I’ve been making datasets for some time and I always seem to run into the same problem–whenever its time for a loss function I have to use the .squeeze() method on my targets. It seems like I am doing something wrong in setting up my tensors. Yes I can get it to work, but it seems I am doing something subtley wrong.

example code:

from torch.utils.data import Dataset
## just a toy example, this happens even for pictures/classification/seg
class DataFrameDataset(Dataset):
    def __init__(self, X_dataFrame, y_dataFrame):
        self.X = X_dataFrame
        self.y = y_dataFrame

    def __len__(self):
        return self.X.shape[0]

    def __getitem__(self, idx):
        inputs = torch.tensor(self.X.iloc[idx,:]).float()
        targets = torch.tensor(self.y.iloc[idx]).long()
        return inputs, targets

Now any model I run (I was doing an Iris dataset example for class) for a loss I need to do the following:

y_hat = model(x_batch)
loss = nn.functional.cross_entropy(y_hat, y_batch.squeeze())

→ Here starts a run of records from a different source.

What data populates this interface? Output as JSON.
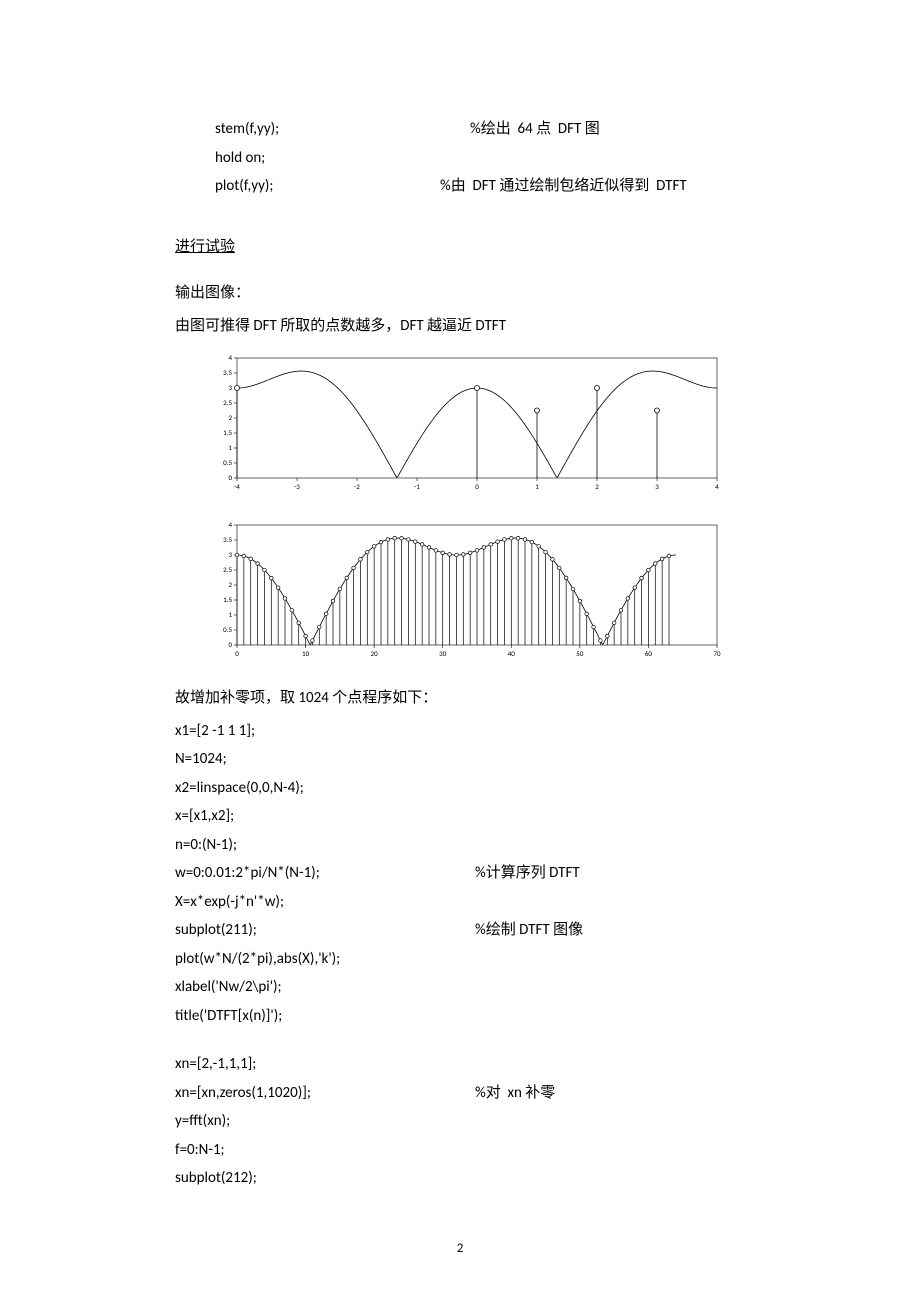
{
  "code_block_top": {
    "l1_code": "stem(f,yy);",
    "l1_cmt": "%绘出  64 点  DFT 图",
    "l2_code": "hold on;",
    "l3_code": "plot(f,yy);",
    "l3_cmt": "%由  DFT 通过绘制包络近似得到  DTFT"
  },
  "heading": "进行试验",
  "paragraph1": "输出图像：",
  "paragraph2": "由图可推得 DFT 所取的点数越多，DFT 越逼近 DTFT",
  "chart_data": [
    {
      "type": "line",
      "title": "",
      "xlabel": "",
      "ylabel": "",
      "xlim": [
        -4,
        4
      ],
      "ylim": [
        0,
        4
      ],
      "xticks": [
        -4,
        -3,
        -2,
        -1,
        0,
        1,
        2,
        3,
        4
      ],
      "yticks": [
        0,
        0.5,
        1,
        1.5,
        2,
        2.5,
        3,
        3.5,
        4
      ],
      "series": [
        {
          "name": "envelope",
          "style": "line",
          "note": "DTFT magnitude envelope over ω ∈ [-π,π] scaled to [-4,4]; periodic with zeros near ±1"
        }
      ],
      "stems": [
        {
          "x": -4,
          "y": 3.0
        },
        {
          "x": 0,
          "y": 3.0
        },
        {
          "x": 1,
          "y": 2.25
        },
        {
          "x": 2,
          "y": 3.0
        },
        {
          "x": 3,
          "y": 2.25
        }
      ]
    },
    {
      "type": "bar",
      "title": "",
      "xlabel": "",
      "ylabel": "",
      "xlim": [
        0,
        70
      ],
      "ylim": [
        0,
        4
      ],
      "xticks": [
        0,
        10,
        20,
        30,
        40,
        50,
        60,
        70
      ],
      "yticks": [
        0,
        0.5,
        1,
        1.5,
        2,
        2.5,
        3,
        3.5,
        4
      ],
      "N": 64,
      "note": "64-point DFT magnitude stems with overlaid envelope; peaks ≈ 3.5 around k≈28 and k≈36; zeros near k≈10 and k≈54"
    }
  ],
  "paragraph3": "故增加补零项，取 1024 个点程序如下：",
  "code_block_mid": {
    "l1": "x1=[2 -1 1 1];",
    "l2": "N=1024;",
    "l3": "x2=linspace(0,0,N-4);",
    "l4": "x=[x1,x2];",
    "l5": "n=0:(N-1);",
    "l6_code": "w=0:0.01:2*pi/N*(N-1);",
    "l6_cmt": "%计算序列 DTFT",
    "l7": "X=x*exp(-j*n'*w);",
    "l8_code": "subplot(211);",
    "l8_cmt": "%绘制 DTFT 图像",
    "l9": "plot(w*N/(2*pi),abs(X),'k');",
    "l10": "xlabel('Nw/2\\pi');",
    "l11": "title('DTFT[x(n)]');"
  },
  "code_block_bot": {
    "l1": "xn=[2,-1,1,1];",
    "l2_code": "xn=[xn,zeros(1,1020)];",
    "l2_cmt": "%对  xn 补零",
    "l3": "y=fft(xn);",
    "l4": "f=0:N-1;",
    "l5": "subplot(212);"
  },
  "page_number": "2"
}
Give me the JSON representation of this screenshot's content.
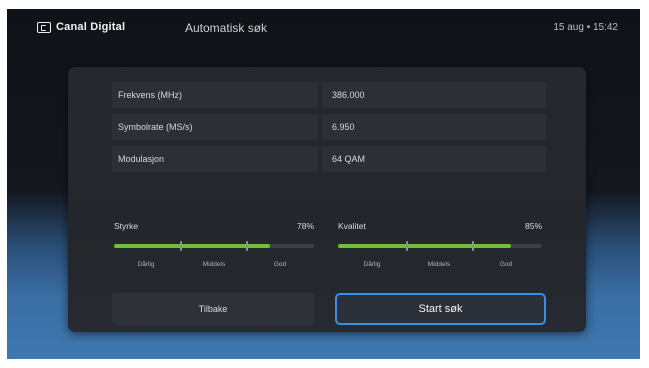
{
  "header": {
    "brand": "Canal Digital",
    "title": "Automatisk søk",
    "datetime": "15 aug • 15:42"
  },
  "fields": [
    {
      "label": "Frekvens (MHz)",
      "value": "386.000"
    },
    {
      "label": "Symbolrate (MS/s)",
      "value": "6.950"
    },
    {
      "label": "Modulasjon",
      "value": "64 QAM"
    }
  ],
  "meters": [
    {
      "label": "Styrke",
      "percent_label": "78%",
      "level": 0.78,
      "scale": [
        "Dårlig",
        "Middels",
        "God"
      ]
    },
    {
      "label": "Kvalitet",
      "percent_label": "85%",
      "level": 0.85,
      "scale": [
        "Dårlig",
        "Middels",
        "God"
      ]
    }
  ],
  "buttons": {
    "back_label": "Tilbake",
    "start_label": "Start søk"
  },
  "colors": {
    "accent_focus": "#3a8ee6",
    "meter_fill": "#6ec03b",
    "panel_bg": "#24282d"
  }
}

I know the .squeeze() is just changing my (batch x 1) dimesnional targets into a (batch) dimension of targets, but it seems I missed something in the dataset/dataloaders to do this “natively” with just a loss = nn.functional.cross_entropy(y_hat, y_batch)

ptrblck · November 2, 2022, 2:53am

Your code looks generally alright and I guess your y_dataFrame[idx] might return a 2D tensor, which you then transform to a PyTorch tensor. If so, just keep the .squeeze(1) to remove the unneeded dimension.